Enzo Bianchi est né le 3 mars 1943 à Castel Boglione ( Italie). Très jeune, il s’engage dans le mouvement politique de la Démocratie Chrétienne Après ses études à l’Université de Turin, il s’implique dans une fraternité œcuménique, mixte. Ses rencontres avec l’Abbé Pierre puis, quelques années plus tard, avec le frère Roger de Taizé vont être déterminantes pour l’orientation de sa vocation. En 1966, il s’installe dans le hameau abandonné de Bose (Italie) pour y fonder une communauté monastique interconfessionnelle. Après quelques années de solitude, des disciples, hommes et femmes, se joignent à lui. Il est actuellement prieur de la communauté de Bose.
La définition « classique » de la prière comme élévation de l’âme vers Dieu apparaît aujourd’hui insuffisante, notamment parce que la pensée contemporaine semble allergique aux conceptions verticales et ascendantes qui essaiment toute la spiritualité chrétienne. Si on est arrivé à se demander comment il est encore possible de prier après Auschwitz, c’est justement parce que la prière est considérée comme l’explicitation d’un désir humain qui a connu à ce moment-là l’échec, le manquement d’accomplissement, et partant on en a déduit que Dieu est mort, sans se demander si ce ne sont pas les hommes qui sont morts dans leur rapport avec la réalité divine.

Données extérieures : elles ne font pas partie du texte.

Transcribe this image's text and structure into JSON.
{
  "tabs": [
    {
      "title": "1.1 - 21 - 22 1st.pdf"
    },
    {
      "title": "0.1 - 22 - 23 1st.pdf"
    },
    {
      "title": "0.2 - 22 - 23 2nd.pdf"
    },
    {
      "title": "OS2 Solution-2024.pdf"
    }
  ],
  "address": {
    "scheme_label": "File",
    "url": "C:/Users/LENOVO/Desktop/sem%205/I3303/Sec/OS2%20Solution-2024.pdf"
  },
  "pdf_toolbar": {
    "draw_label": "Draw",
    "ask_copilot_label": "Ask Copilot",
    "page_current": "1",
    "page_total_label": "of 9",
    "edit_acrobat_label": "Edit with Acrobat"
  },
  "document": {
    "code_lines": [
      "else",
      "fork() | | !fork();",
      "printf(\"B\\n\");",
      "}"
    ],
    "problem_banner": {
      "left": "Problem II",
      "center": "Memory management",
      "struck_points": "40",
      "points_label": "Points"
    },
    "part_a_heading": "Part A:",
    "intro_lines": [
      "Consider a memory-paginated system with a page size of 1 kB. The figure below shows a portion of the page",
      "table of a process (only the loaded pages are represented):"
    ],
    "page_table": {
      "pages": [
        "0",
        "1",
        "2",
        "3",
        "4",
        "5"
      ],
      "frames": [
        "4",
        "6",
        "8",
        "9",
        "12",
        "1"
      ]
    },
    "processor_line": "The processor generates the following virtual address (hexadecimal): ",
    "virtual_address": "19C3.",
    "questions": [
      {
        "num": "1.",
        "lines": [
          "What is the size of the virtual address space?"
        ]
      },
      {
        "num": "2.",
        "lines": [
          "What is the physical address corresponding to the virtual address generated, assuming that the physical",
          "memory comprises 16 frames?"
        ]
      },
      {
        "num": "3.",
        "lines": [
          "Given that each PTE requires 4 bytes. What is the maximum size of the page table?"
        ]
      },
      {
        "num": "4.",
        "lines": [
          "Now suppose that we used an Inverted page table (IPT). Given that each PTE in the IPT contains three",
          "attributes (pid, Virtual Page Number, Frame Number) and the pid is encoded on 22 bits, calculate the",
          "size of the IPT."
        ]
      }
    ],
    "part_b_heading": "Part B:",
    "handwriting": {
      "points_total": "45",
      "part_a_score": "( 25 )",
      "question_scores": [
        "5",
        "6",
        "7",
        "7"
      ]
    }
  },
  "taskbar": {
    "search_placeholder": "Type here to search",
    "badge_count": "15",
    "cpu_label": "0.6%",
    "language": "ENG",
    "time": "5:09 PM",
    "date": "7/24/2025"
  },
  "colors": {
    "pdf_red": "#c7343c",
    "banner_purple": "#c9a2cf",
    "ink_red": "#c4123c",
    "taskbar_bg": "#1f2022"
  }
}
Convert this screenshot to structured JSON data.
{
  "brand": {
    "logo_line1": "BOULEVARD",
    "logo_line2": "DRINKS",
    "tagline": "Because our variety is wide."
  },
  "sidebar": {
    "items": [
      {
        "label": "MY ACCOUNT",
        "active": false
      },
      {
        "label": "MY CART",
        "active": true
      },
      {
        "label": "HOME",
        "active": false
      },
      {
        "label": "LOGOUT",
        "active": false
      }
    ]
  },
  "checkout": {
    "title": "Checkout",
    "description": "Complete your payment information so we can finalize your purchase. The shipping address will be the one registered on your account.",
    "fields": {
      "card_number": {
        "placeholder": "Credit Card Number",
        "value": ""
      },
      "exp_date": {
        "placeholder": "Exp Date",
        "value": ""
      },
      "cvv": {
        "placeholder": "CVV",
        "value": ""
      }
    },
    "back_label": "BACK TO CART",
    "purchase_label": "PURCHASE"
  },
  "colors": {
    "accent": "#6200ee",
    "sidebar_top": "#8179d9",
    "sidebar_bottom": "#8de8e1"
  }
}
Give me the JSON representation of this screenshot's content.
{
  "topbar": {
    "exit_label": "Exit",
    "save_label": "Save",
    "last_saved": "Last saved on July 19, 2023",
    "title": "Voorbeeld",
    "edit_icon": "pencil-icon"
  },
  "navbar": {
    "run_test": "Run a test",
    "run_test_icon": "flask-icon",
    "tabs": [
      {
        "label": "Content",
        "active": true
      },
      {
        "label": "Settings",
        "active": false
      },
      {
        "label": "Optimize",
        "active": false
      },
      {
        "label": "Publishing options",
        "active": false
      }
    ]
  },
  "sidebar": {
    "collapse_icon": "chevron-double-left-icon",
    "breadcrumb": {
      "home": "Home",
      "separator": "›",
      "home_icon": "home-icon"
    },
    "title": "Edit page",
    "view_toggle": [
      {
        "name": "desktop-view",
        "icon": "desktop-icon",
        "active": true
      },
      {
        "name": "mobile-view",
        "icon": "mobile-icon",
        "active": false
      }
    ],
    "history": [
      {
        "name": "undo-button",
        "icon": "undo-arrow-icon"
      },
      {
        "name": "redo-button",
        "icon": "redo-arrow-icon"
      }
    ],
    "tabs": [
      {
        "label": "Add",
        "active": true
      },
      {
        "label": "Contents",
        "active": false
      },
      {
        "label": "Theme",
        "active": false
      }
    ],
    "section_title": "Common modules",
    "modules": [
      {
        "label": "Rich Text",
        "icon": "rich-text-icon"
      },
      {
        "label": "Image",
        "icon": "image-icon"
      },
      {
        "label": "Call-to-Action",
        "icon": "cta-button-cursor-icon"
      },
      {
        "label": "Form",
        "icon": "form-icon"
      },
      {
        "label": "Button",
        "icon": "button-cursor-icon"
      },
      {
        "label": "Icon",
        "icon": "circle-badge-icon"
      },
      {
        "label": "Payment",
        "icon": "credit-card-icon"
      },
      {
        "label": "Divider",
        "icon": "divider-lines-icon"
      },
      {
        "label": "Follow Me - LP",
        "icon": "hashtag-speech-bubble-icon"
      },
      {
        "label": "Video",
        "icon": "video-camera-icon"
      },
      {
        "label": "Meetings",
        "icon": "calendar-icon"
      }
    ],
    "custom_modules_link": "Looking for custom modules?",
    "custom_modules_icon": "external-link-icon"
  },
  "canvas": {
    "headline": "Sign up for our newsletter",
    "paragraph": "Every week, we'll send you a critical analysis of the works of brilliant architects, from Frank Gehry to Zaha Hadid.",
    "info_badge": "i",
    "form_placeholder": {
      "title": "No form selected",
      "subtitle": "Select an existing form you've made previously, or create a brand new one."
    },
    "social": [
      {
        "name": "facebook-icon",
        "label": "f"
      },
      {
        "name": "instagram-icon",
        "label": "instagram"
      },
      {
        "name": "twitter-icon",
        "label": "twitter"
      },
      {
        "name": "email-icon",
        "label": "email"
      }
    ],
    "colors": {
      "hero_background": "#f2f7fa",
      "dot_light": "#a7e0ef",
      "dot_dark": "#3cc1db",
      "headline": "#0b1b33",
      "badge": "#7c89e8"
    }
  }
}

La présence de Dieu est donnée et non modelée ou atteinte par nous. Et il nous revient d’accueillir l’épiphanie de sa venue ou son propre voilement provoqué par son retrait. Oui, « non mortui laudabunt te, Domine » (Ps 115, 17), dit le psalmiste, non pas parce que les vivants ont le désir de Dieu, mais bien parce que notre Dieu est le Dieu des vivants: « Je suis le Dieu d’Abraham, le Dieu d’Isaac et de Jacob. Ce n’est pas un Dieu des morts, mais le Dieu des vivants ! » (Mc 12, 26-27). Notre Dieu, le Dieu de la révélation biblique, est le sujet, c’est le Dieu vivant qui n’est pas à la mesure de notre raisonnement, qui ne se trouve pas dans la logique de nos concepts mais bien dans ses propres actes.
C’est lui qui établit depuis le début un dialogue avec nous, c’est lui qui, de la Genèse à l’Apocalypse, cherche, sollicite et appelle l’homme, lequel, face à cette révélation de Dieu dans l’histoire pour le salut et la libération des hommes, réagit dans la foi à travers bénédictions, louanges, actions de grâce, demandes, adorations, c’est-à-dire à travers la prière qui devient obéissance et qui s’exprime dans la charité envers Dieu et envers les autres.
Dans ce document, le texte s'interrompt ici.